Trial and Arbitration Options for a Personal Injury Claim.
Option One: a Jury Trial
In a courtroom trial where damages are expected to exceed $50,000, an eight to twelve member jury typically hears the case. Doctors and other experts must testify in person or on video. The jury decides if the defendant was negligent, then determines the size of the injured person’s monetary award.
Option Two: an Arbitration Hearing
In an arbitration hearing, a panel of three attorneys (arbitrators) set in the Court of Common Pleas decides if a defendant was negligent, then determines the damages, up to $50,000. Instead of live or video testimony, reports by doctors and other experts are introduced into evidence. The award can be appealed within 30 days, then heard by a jury or, if both parties agree, by a judge.

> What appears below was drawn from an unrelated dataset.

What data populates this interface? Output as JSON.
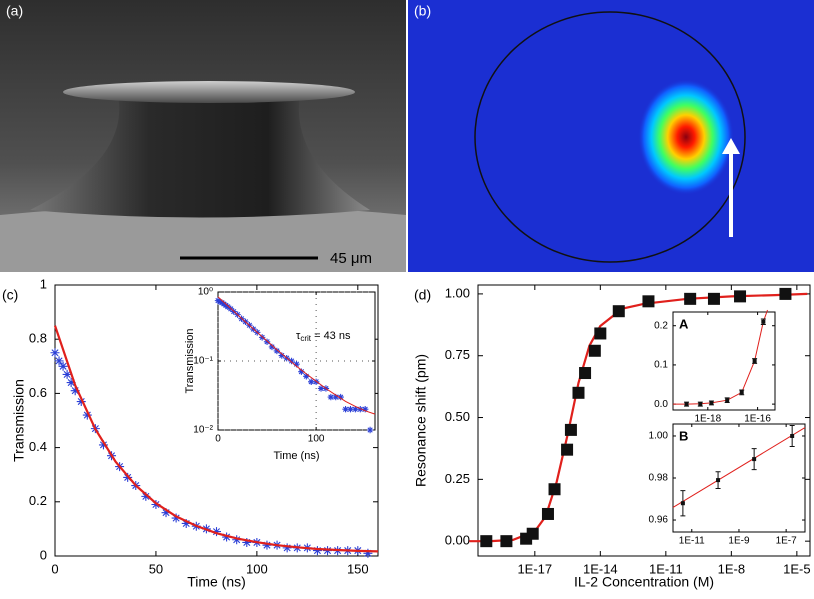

Alternative Arbitration Formats
Another form of arbitration can be heard by either one or three lawyers. The attorneys of the injured person and the at-fault driver must agree to this format, and decide if the award will be binding. If they agree to three arbitrators, each attorney selects one lawyer, who together appoint a third. This attorney is considered neutral, and acts as chairperson at the hearing. The hearing typically takes place in the neutral attorney’s office, where the panel typically consider the reports of doctors and other experts, just as they do in Common Pleas arbitration.
Another common alternative, called a “High-Low Arbitration,” occurs when the attorneys for the injured person and the insurance company negotiate a maximum and minimum award. At the hearing’s conclusion, the arbitrators arrive at a dollar figure between the high and low amounts.